The world's cleanest AutoML library ✨ - Do hyperparameter tuning with the right pipeline abstractions to write clean deep learning production pipelines. Let your pipeline steps have hyperparameter spaces. Design steps in your pipeline like components. Compatible with Scikit-Learn, TensorFlow, and most other libraries, frameworks and MLOps environments.
https://www.neuraxle.org/
Apache License 2.0
608 stars 62 forks source link

Feature: Properly handling thread duplication of services and of transformers #484

Closed guillaume-chevalier closed 1 year ago

guillaume-chevalier commented 3 years ago

Is your feature request related to a problem? Please describe. When multithreading, we sometimes need to clone steps, data, and context. We need a way to indicate how to copy this efficiently, as some data, steps, or services, may require different copy techniques (e.g.: in memory repo v.s. on disk repo, tensorflow v2 step, data in the GPU, etc).

Describe the solution you'd like Like we have a Saver for serializing steps to disks, we could have a Cloner to clone steps (and services and perhaps even data). The base cloner would probably attempt to do a copy.copy or copy.deepcopy (investigation needed).

Describe alternatives you've considered

FYI @vincent-antaki

guillaume-chevalier commented 3 years ago

Related to #485: Services could have savers as well, not only cloners. It would be interesting to allow to save services. But do we have this use-case of saving services too ?

vincent-antaki commented 3 years ago

Extra information : So far, we've let the multiprocess library performs its default behaviour (which is a deep copy if i remember correctly). And, as far as step copying goes, we're copying them before setup which saves us the trouble of copying the heavy stuff.

We've assumed that any service that will be used by multiple process will implements its own concurrency management mechanism. That being said, this method has its limits because, at the moment, context instances are thread-agnostic, so we can't have process specific behaviour/services at the moment except in the attempt_trial function.

This way of working is sufficient for our current projects but I can think of many applications for which it wouldn't cut it (such as any model or service that would require shared memory).

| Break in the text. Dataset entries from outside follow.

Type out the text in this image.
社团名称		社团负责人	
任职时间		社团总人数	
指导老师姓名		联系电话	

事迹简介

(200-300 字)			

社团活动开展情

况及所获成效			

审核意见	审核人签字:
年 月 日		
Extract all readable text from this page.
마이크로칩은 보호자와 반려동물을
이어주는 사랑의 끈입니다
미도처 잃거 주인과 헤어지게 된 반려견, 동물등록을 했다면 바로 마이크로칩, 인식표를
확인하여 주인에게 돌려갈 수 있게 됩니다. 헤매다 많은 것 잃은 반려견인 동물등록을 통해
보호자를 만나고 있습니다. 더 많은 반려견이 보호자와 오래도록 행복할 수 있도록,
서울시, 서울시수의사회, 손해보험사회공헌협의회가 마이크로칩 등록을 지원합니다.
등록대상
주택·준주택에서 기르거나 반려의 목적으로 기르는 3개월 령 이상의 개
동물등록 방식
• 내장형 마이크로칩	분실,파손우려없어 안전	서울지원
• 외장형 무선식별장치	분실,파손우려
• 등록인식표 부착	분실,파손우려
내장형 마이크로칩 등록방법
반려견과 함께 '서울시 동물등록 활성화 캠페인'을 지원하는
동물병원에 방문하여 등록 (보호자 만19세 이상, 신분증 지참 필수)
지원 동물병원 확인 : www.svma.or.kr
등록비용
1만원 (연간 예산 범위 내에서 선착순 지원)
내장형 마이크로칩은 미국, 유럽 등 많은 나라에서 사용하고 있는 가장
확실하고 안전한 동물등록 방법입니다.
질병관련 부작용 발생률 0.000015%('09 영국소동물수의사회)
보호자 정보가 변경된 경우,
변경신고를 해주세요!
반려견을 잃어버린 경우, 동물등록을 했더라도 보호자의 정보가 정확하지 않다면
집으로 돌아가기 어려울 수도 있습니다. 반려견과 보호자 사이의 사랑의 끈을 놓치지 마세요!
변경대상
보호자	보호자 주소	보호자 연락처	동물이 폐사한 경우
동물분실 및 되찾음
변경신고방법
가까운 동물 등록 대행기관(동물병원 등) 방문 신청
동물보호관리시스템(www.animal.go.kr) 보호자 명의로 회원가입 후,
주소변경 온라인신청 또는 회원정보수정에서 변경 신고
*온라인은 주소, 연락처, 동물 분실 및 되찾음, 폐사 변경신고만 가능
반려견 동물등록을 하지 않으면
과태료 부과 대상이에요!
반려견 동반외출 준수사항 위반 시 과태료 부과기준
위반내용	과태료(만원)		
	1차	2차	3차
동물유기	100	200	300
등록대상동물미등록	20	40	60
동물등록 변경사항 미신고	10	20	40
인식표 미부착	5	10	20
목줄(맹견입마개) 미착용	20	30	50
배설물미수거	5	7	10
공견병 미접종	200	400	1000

Thus I agree with the general idea of formalizing the duplication of steps, context, services and data.

vincent-antaki commented 3 years ago

Related to #485: Services could have savers as well, not only cloners. It would be interesting to allow to save services. But do we have this use-case of saving services too ?

I can think of a couple of examples where we could have written less code for the same behaviour by having this option. e.g. the client project where we have a Context instance in the client code, which is in charge of creating with the proper infrastructure for Neuraxle's ExecutionContext.

I don't see it as urgent but as a nice-to-have feature.

stale[bot] commented 2 years ago

This issue has been automatically marked as stale because it has not had recent activity. It will be closed if no further activity occurs in the next 180 days. Thank you for your contributions.